Following an initial deployment in two markets, Comcast has moved forward with the national launch of xFi Pods, devices that are part of a mesh-based WiFi platform that help to extend broadband coverage to all corners of the customer’s home.
Comcast’s hexagon-shaped xFi Pods, developed in partnership with Plume, plug directly into electrical outlets and work in tandem with the MSO’s xFi Gateway and its new DOCSIS 3.1-based xFi Advanced Gateway (formerly known as the XB3) and have been integrated with the operator’s relatively new xFi WiFi management platform.
While the xFi Pods do provide an integrated connectivity layer, they also weave in an additional “intelligence” layer as the monitoring software inside has smarts to support things like dynamic/adaptive channel changes and steer a user’s device to a clean WiFi spectrum band when facing a congested environment, Srindhar Solur, Comcast’s SVP of product development for Xfinity Home and IoT, explained.
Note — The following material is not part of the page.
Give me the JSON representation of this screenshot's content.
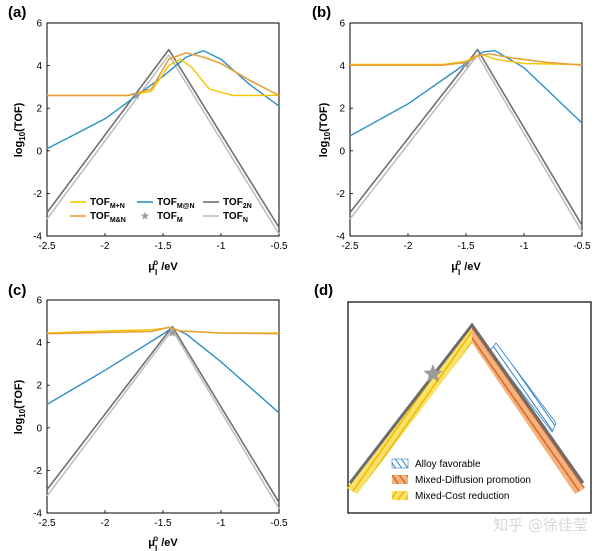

Comcast has also configured the xFi Pods to be auto-recognized, onboarded and activated using the xFi app when the small mesh extenders are plugged into the wall.
The national launch the xFi Pod follows an initial rollout last year in Boston and Chicago. Comcast hasn’t revealed sales figures on them, but Solur said they have resulted in higher Net Promoter Scores.
Comcast is currently selling xFi Pods in three-packs for $119 or in six-packs for $199 online and at some Xfinity retail stores. Later this year, Comcast plans to offer a monthly payment plan option for purchases of xFi Pods.
The rollout also fits with a wider trend that has seen several cable operators and other ISPs introduce premium-level whole-home WiFi products.
Comcast’s national launch also arrives as The Wi-Fi Alliance looks to drive interoperability standards into whole-home set-ups via its new “EasyMesh” initiative.
For its part, Comcast hasn’t announced any direct work with that project, though Solur said interoperability does represent a “natural progression” for this product/tech category.
“If you’re not standards-compliant, you’re not going to make that happen,” he said.